Mifsud also said the human smuggling industry was undergoing rapid expansion in Libya, quoting the UNHCR as saying that smuggling networks are “dynamic, in constant evolution and, it would appear, increasingly professional.”
“Malta could not renounce its international obligations to coordinate rescue,” Mifsud said, noting that the government had fulfilled this obligation. “But the international community must also step up to its responsibilities, which are not simply those of creating laws and treaties… Real burden sharing and not only on paper. Real solidarity, not only in the declarations of principles of treaties and laws.”
Rescue NGO Alarm Phone had refused to allow the court to hear recordings of the distress calls, saying that it would identify the person making the call. This excuse was not accepted by the court, which said that this did not help to uncover the truth. Alarm Phone had later submitted a transcript of the calls to the court.

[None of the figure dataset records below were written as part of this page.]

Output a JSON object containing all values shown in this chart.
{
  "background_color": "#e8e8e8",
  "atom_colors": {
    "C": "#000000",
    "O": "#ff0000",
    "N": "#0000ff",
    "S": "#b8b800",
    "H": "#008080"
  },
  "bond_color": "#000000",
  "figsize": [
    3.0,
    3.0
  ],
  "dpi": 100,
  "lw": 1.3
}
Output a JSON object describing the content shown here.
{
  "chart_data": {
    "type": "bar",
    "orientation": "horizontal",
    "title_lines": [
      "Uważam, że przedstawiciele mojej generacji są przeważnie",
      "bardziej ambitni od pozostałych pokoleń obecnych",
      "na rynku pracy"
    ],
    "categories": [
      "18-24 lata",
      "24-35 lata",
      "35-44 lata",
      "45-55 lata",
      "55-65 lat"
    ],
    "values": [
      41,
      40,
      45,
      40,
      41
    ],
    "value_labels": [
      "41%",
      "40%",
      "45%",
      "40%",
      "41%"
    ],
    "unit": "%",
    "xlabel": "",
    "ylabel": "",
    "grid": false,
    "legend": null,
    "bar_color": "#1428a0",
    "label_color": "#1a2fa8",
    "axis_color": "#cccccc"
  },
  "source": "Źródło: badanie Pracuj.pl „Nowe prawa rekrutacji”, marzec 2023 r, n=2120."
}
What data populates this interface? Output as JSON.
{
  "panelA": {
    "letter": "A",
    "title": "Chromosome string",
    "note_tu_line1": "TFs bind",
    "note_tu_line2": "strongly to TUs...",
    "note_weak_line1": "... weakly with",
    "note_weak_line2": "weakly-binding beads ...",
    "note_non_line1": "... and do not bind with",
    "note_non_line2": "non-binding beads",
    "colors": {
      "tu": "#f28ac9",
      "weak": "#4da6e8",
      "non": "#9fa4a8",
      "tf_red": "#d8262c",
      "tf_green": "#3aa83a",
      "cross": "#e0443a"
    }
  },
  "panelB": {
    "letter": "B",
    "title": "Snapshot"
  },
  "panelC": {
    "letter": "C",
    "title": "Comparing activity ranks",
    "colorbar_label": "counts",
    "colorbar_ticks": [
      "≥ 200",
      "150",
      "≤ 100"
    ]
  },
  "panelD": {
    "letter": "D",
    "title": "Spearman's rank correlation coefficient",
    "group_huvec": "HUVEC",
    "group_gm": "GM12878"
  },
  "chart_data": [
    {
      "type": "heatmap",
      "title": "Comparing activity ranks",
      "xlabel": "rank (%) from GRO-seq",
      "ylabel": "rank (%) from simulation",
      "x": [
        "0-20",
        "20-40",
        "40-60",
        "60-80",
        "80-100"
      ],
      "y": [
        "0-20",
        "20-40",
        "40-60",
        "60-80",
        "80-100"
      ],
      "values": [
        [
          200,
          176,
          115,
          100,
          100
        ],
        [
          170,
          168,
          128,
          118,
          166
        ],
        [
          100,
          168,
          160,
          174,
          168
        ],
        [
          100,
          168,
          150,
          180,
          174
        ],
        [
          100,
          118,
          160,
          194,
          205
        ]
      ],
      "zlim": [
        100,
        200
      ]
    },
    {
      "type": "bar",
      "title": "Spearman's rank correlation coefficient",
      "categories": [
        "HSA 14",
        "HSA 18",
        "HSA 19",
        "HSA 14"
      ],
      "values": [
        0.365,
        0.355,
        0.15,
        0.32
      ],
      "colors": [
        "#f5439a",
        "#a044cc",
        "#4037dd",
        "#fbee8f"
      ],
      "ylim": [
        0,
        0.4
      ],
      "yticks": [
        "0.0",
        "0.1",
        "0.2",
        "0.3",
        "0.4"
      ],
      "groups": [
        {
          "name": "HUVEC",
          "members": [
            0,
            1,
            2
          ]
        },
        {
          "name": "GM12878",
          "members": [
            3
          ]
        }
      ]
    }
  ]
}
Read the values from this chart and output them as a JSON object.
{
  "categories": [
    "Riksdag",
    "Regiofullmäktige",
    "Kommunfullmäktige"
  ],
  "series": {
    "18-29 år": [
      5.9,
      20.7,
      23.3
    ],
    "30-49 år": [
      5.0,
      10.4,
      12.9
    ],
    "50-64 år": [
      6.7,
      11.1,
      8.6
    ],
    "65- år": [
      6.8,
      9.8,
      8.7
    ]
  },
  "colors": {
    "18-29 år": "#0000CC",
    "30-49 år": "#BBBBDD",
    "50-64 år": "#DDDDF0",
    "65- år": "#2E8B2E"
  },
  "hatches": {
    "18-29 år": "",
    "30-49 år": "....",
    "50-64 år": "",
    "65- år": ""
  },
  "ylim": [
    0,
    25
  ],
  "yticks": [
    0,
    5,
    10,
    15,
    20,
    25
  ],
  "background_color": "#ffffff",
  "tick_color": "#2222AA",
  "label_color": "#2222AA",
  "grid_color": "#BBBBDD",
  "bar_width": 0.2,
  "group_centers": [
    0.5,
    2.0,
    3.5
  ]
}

“The findings of the inquiry contrasted greatly with that which Alarm Phone alleged,” the inquiry noted, referring to technical shortcomings in court documents presented by Repubblika and the fact that they had not sought to clarify matters with the AFM, the Prime Minister or the source of the tweets that first reported the allegations. “Beyond this case, it is not right how in this country we have ended up with everyone saying what they want to and nobody answering for their actions and words when it emerges that it was false or fake news.”
The magistrate even rued the revocation of a section of the Criminal Code which imposed imprisonment or a fine for those who intentionally spread malicious rumours. “The allegations were not found to be founded on evidence, neither eyewitness or documentary.”
Circumstantial evidence was not equivocal, said the magistrate, and concluded that the inquiry had not established that the crew of P52 had carried out an attempted murder or that Prime Minister Abela and Brigadier Curmi could have been involved in a murder.
From the report, it also emerges that former OPM official Neville Gafà, a one-time unofficial envoy to Libya on migration, was warned not to give comments or interviews about what he told the inquiry. “It did not emerge from the evidence gathered, that Gafà coordinated a rescue in this case,” the magistrate said.
Mifsud noted with dismay the fact that neither Alarm Phone or those who presented the criminal complaints had mentioned the role of traffickers putting out migrant at sea, saying these had to be held responsible for their criminal actions.